Haystack offers several optional installations to support different use cases. These include:  
1. "all-gpu" to install Haystack with all optional dependencies, including developer tools with GPU support.  
2. "aws" for AWS SageMaker PromptNode support.  
3. "colab" to install all dependencies needed to run Haystack in Google Colab.  
4. "crawler" for web crawling tools.  
5. "dev" for all development tools needed by contributors.  
6. "ocr" for all OCR tools.  
7. "docstores" for all DocumentStores.  
8. "docstores-gpu" for all DocumentStores with GPU support.  
9. "faiss" for FAISS support for the FAISSDocumentStore.  
10. "faiss-gpu" for FAISS support for the FAISSDocumentStore with GPU.  
11. "inference" for all dependencies for model inference on local machine, including torch.  
12. "opensearch" for OpenSearch support for the OpenSearchDocumentStore.  

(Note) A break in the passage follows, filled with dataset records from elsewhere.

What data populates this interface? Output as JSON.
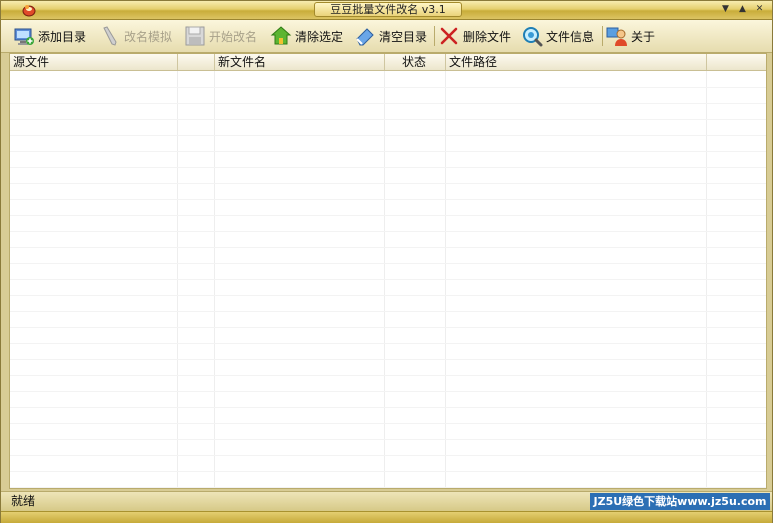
{
  "window": {
    "title": "豆豆批量文件改名 v3.1"
  },
  "toolbar": {
    "items": [
      {
        "label": "添加目录",
        "icon": "add-folder-icon",
        "enabled": true
      },
      {
        "label": "改名模拟",
        "icon": "pencil-icon",
        "enabled": false
      },
      {
        "label": "开始改名",
        "icon": "save-disk-icon",
        "enabled": false
      },
      {
        "label": "清除选定",
        "icon": "clear-selected-icon",
        "enabled": true
      },
      {
        "label": "清空目录",
        "icon": "eraser-icon",
        "enabled": true
      },
      {
        "label": "删除文件",
        "icon": "delete-x-icon",
        "enabled": true
      },
      {
        "label": "文件信息",
        "icon": "magnifier-icon",
        "enabled": true
      },
      {
        "label": "关于",
        "icon": "about-icon",
        "enabled": true
      }
    ]
  },
  "list": {
    "columns": [
      {
        "label": "源文件"
      },
      {
        "label": ""
      },
      {
        "label": "新文件名"
      },
      {
        "label": "状态"
      },
      {
        "label": "文件路径"
      }
    ],
    "rows": []
  },
  "status": {
    "text": "就绪"
  },
  "watermark": {
    "text": "JZ5U绿色下载站www.jz5u.com"
  },
  "colors": {
    "title_gold": "#e5cf6e",
    "frame": "#d8cc95",
    "watermark_bg": "#2c6fb4",
    "delete_red": "#cc2222"
  }
}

13. "elasticsearch", "elasticsearch7", and "elasticsearch8" for Elasticsearch support for the ElasticsearchDocumentStore.  
14. "pdf" for PyMuPDF for PDFToTextConverter.  

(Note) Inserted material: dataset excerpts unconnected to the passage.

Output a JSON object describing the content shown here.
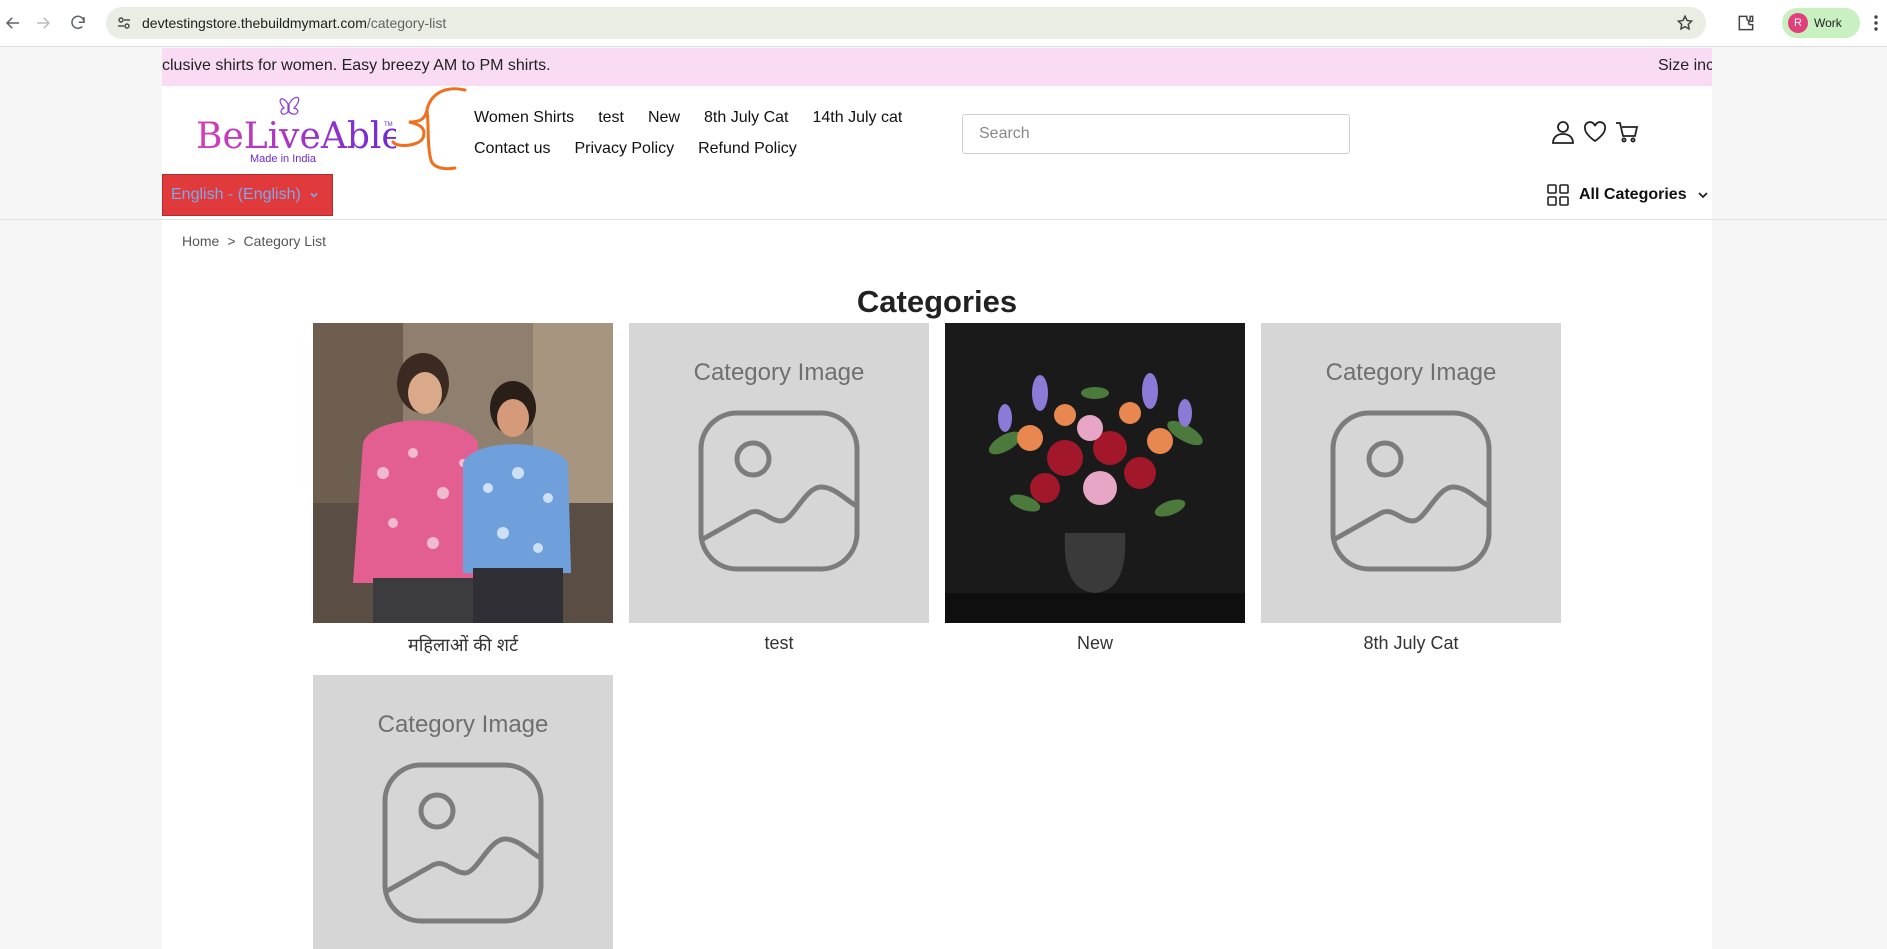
{
  "browser": {
    "url_host": "devtestingstore.thebuildmymart.com",
    "url_path": "/category-list",
    "profile_initial": "R",
    "profile_name": "Work"
  },
  "announcement": {
    "text_left": "clusive shirts for women. Easy breezy AM to PM shirts.",
    "text_right": "Size inc"
  },
  "logo": {
    "wordmark": "BeLiveAble",
    "tagline": "Made in India",
    "mark": "TM"
  },
  "menu": {
    "row1": [
      "Women Shirts",
      "test",
      "New",
      "8th July Cat",
      "14th July cat"
    ],
    "row2": [
      "Contact us",
      "Privacy Policy",
      "Refund Policy"
    ]
  },
  "search": {
    "placeholder": "Search"
  },
  "icons": {
    "account": "user-icon",
    "wishlist": "heart-icon",
    "cart": "cart-icon"
  },
  "language": {
    "label": "English - (English)"
  },
  "all_categories": {
    "label": "All Categories"
  },
  "breadcrumb": {
    "home": "Home",
    "separator": ">",
    "current": "Category List"
  },
  "page": {
    "title": "Categories"
  },
  "categories": [
    {
      "name": "महिलाओं की शर्ट",
      "image": "photo-women-shirts"
    },
    {
      "name": "test",
      "image": "placeholder",
      "placeholder_text": "Category Image"
    },
    {
      "name": "New",
      "image": "photo-flowers"
    },
    {
      "name": "8th July Cat",
      "image": "placeholder",
      "placeholder_text": "Category Image"
    },
    {
      "name": "",
      "image": "placeholder",
      "placeholder_text": "Category Image"
    }
  ],
  "colors": {
    "announcement_bg": "#f9dcf4",
    "language_bg": "#e03a3c",
    "language_text": "#7fa8e8",
    "placeholder_bg": "#d6d6d6",
    "accent_orange": "#f07020"
  }
}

15. "pinecone" for Pinecone support for the PineconeDocumentStore.  
16. "preprocessing" for the basic preprocessing tools, such as langdetect for language identification and nltk for precise document splitting.  

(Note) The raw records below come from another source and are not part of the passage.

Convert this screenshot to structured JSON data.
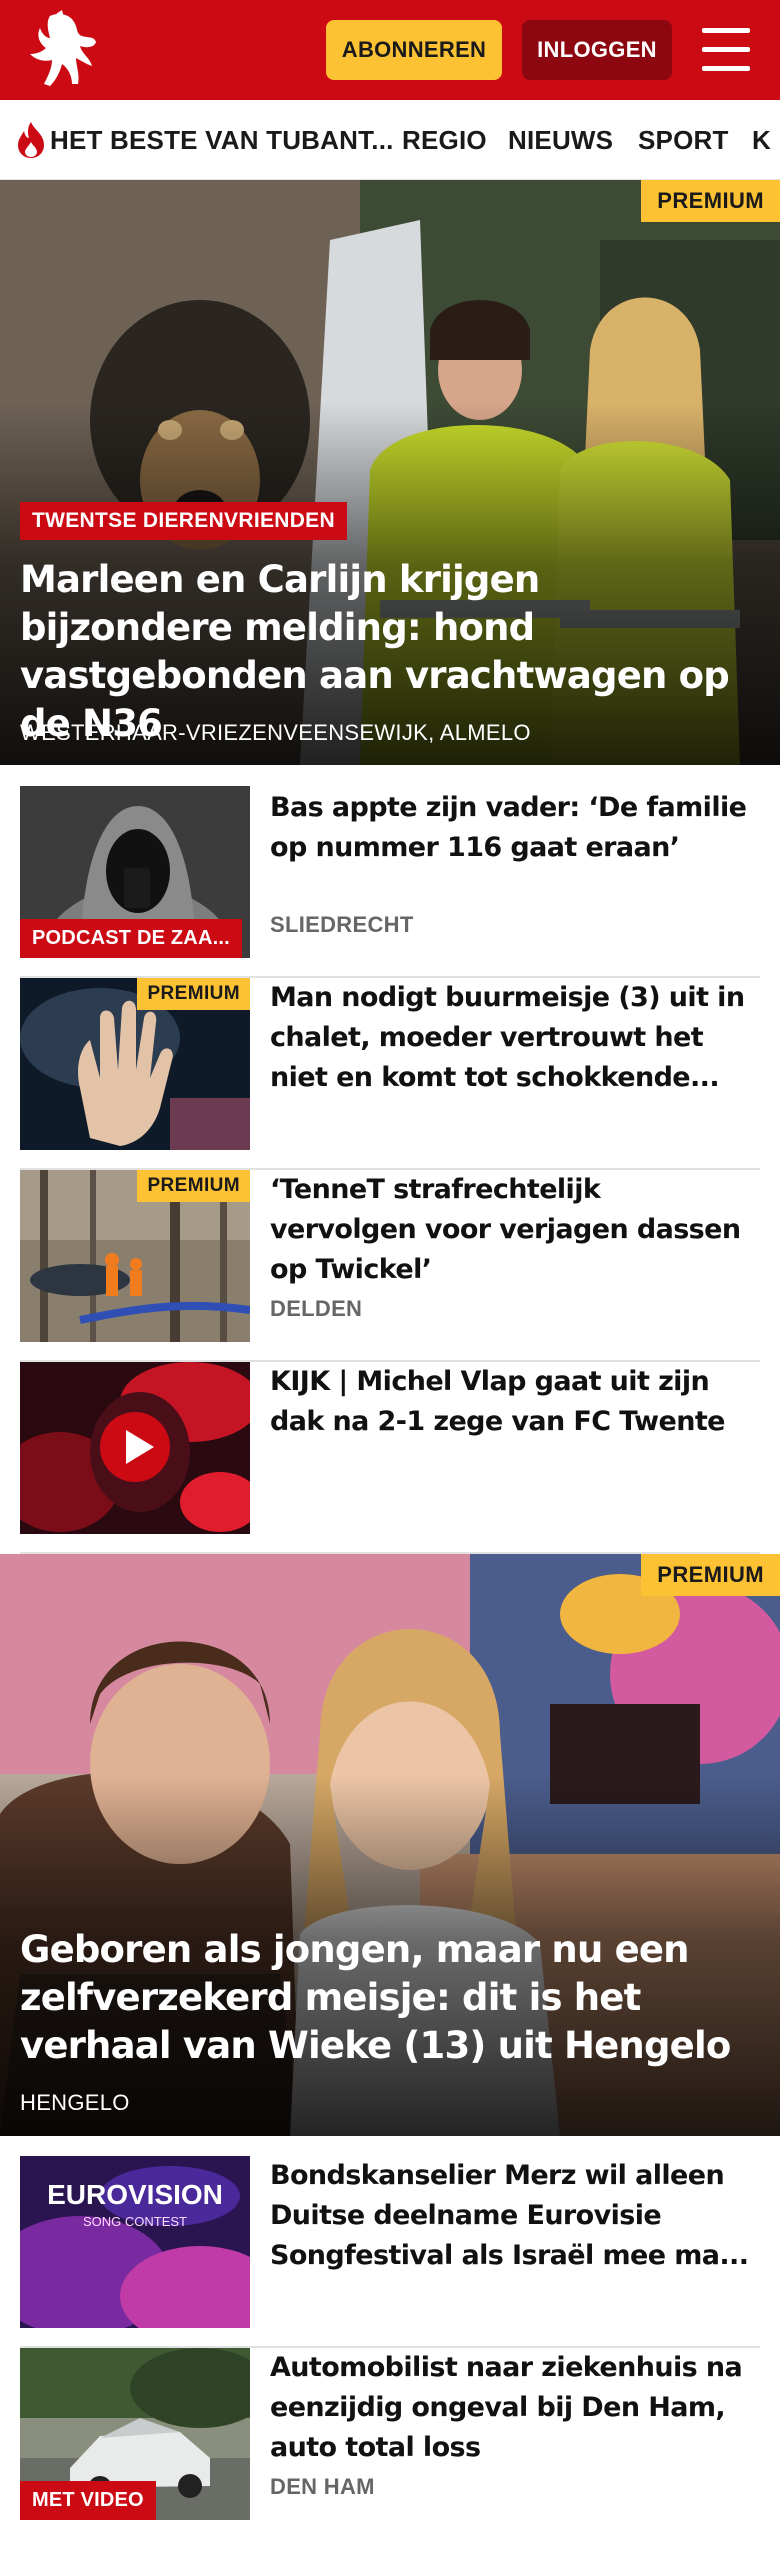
{
  "header": {
    "subscribe_label": "ABONNEREN",
    "login_label": "INLOGGEN"
  },
  "nav": {
    "items": [
      "HET BESTE VAN TUBANT...",
      "REGIO",
      "NIEUWS",
      "SPORT",
      "K"
    ]
  },
  "colors": {
    "brand_red": "#cc0a14",
    "subscribe_yellow": "#fcc233",
    "login_dark_red": "#8c0710"
  },
  "icons": [
    "tubantia-horse-logo",
    "menu-icon",
    "flame-icon",
    "play-icon"
  ],
  "articles": {
    "hero1": {
      "premium": "PREMIUM",
      "tag": "TWENTSE DIERENVRIENDEN",
      "title": "Marleen en Carlijn krijgen bijzondere melding: hond vastgebonden aan vrachtwagen op de N36",
      "location": "WESTERHAAR-VRIEZENVEENSEWIJK, ALMELO"
    },
    "item1": {
      "badge": "PODCAST DE ZAA...",
      "title": "Bas appte zijn vader: ‘De familie op nummer 116 gaat eraan’",
      "location": "SLIEDRECHT"
    },
    "item2": {
      "premium": "PREMIUM",
      "title": "Man nodigt buurmeisje (3) uit in chalet, moeder vertrouwt het niet en komt tot schokkende..."
    },
    "item3": {
      "premium": "PREMIUM",
      "title": "‘TenneT strafrechtelijk vervolgen voor verjagen dassen op Twickel’",
      "location": "DELDEN"
    },
    "item4": {
      "title": "KIJK | Michel Vlap gaat uit zijn dak na 2-1 zege van FC Twente"
    },
    "hero2": {
      "premium": "PREMIUM",
      "title": "Geboren als jongen, maar nu een zelfverzekerd meisje: dit is het verhaal van Wieke (13) uit Hengelo",
      "location": "HENGELO"
    },
    "item5": {
      "thumb_text_1": "EUROVISION",
      "thumb_text_2": "SONG CONTEST",
      "title": "Bondskanselier Merz wil alleen Duitse deelname Eurovisie Songfestival als Israël mee ma..."
    },
    "item6": {
      "badge": "MET VIDEO",
      "title": "Automobilist naar ziekenhuis na eenzijdig ongeval bij Den Ham, auto total loss",
      "location": "DEN HAM"
    }
  }
}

17. "file-conversion" for all the dependencies for file conversion and parsing, like python-docx, tika, markdown.  
18. "ray" for Ray support for the RayPipeline.  
19. "weaviate" for Weaviate support for the WeaviateDocumentStore.  
  
Additionally, there are other components like "AnswerToSpeech" and "DocumentToSpeech" which are not installed with Haystack core but can be installed separately.  
  
For the latest release of Haystack and all its dependencies, you can use the command 'pip install farm-haystack(all)' or 'pip install farm-haystack(all-gpu)' for GPU-enabled dependencies.  
  
URLs:   
- https://docs.haystack.deepset.ai/docs/installation  
- https://docs.haystack.deepset.ai/docs/extras

Further Improvements

So far, we have only used a single retrieval technique. This could be considerably improved with a hybrid retrieval approach, which you can also implement with Weaviate and Haystack. This, in my opinion, would provide a healthier system that is intended for documentation search. While I am able to ask fully formed questions in this setup, I may want to provide a way for a user to simply search for ‘EmbeddingRetrievers’ for example.

In this article, we’ve seen how to build a simple RAG setup that uses a clever prompt to get replies with references to documentation. To discover more about the available pipelines and components that would help you build custom LLM applications, check out the Haystack documentation.